Ricky Ponting, Australia

Over the years, a lot of things have changed in the sport of cricket.

A decade ago, a score of 300 was considered to be an achievement and chasing it down was hardly something done on a regular basis in a 50 over the game.

But in the current game, a score of 300 is not even decent in most games for the side batting first as it is almost a walk in the park for the chasing side.

Though the change in rules has had its own effect on the game, one of the biggest advantages the batsmen are alleged to have is the very piece of wood in their hand.

Australian legend Ricky Ponting spoke about the size of bats and the need for their regulation in international cricket in a recent interview.

The World Cup winning skipper felt that the size of a bat has to be regulated to lend balance to the bat and the ball in the game and had a unique view on the matter.

He said, “I don’t know how they are doing it to make the size of bats they are making now. The modern day bats and weight in particular — it’s just a completely different game.

“Full credit to them. If they are there use them, if there’s a better golf club or tennis racquet everyone will use it. It’s nothing against the players,” he added.

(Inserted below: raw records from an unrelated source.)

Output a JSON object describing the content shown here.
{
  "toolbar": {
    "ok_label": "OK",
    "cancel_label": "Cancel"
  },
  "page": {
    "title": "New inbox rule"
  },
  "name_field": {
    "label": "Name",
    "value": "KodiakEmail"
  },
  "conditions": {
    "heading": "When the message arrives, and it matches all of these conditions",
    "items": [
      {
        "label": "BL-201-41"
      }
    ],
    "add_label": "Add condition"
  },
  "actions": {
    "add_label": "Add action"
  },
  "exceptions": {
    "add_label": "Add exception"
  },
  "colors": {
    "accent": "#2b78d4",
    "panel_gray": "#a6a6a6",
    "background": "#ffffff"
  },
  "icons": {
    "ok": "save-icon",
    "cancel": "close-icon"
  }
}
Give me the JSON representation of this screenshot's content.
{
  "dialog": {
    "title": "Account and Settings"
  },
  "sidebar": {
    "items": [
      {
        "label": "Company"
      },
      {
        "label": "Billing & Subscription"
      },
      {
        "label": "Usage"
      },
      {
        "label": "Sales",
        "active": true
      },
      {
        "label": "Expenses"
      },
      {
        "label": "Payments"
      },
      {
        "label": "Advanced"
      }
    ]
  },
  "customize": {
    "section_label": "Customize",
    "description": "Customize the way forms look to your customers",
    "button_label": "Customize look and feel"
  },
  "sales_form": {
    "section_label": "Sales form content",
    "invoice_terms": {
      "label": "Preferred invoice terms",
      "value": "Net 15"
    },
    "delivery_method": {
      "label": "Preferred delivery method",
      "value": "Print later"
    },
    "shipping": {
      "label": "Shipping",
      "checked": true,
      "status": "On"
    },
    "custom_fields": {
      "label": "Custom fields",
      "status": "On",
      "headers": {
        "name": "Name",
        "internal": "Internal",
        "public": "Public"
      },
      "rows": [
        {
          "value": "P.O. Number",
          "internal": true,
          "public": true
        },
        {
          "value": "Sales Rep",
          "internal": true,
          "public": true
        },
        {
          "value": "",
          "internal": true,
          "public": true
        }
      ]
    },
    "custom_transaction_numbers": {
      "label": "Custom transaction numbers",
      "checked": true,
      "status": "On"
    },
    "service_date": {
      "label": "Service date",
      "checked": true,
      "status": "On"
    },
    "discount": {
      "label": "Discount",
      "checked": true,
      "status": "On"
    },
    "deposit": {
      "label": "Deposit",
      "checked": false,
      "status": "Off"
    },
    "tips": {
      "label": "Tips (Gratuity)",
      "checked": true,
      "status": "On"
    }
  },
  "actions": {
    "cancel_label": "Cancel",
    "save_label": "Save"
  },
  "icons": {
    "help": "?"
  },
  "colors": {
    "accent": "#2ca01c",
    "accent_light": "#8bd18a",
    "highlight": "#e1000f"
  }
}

He went on to explain that the size of the bat, if is in proportion to its weight, is not a mistake. He revealed that the real problem arises when the size is enormous but the weight is not proportionate.

“If you are strong enough to use them that’s fine, but you should not get a bat that’s bigger in size than [MS] Dhoni’s but a whole lot lighter.“

“Chris Gayle’s the same. Everyone talks about Chris Gayle’s bat size, but it’s 3½lbs. He’s big enough and strong enough to use it. I only get worried when they are really big and really light,” Ponting added.

The MCC’s World Cricket Committee is scheduled to meet at Lords in England next week and the 41-year old is a part of the committee.

He revealed that the matter of regulation of bat sizes is a topic that will be discussed during the meet.

“I think it will happen,” he revealed.

“I am going in a couple of weeks for a World Cricket Committee meeting and that will be one of the topics talked about. I don’t mind it for the shorter versions of the game,” he added.

He went on to propose that the regulations should be in place only for the longest format of the game and that the ODI and T20 formats may lose their entertainment factor if the bats are regulated.

Ponting said, “I would actually say you’ve got a bat you can use in Test cricket and a certain type of bat you can use in one-day cricket and T20 cricket.”

The short forms of the game survive on boundaries — fours and sixes — whereas the Test game is being dominated too much now by batters because the game is a bit easier for them than it was,” he added.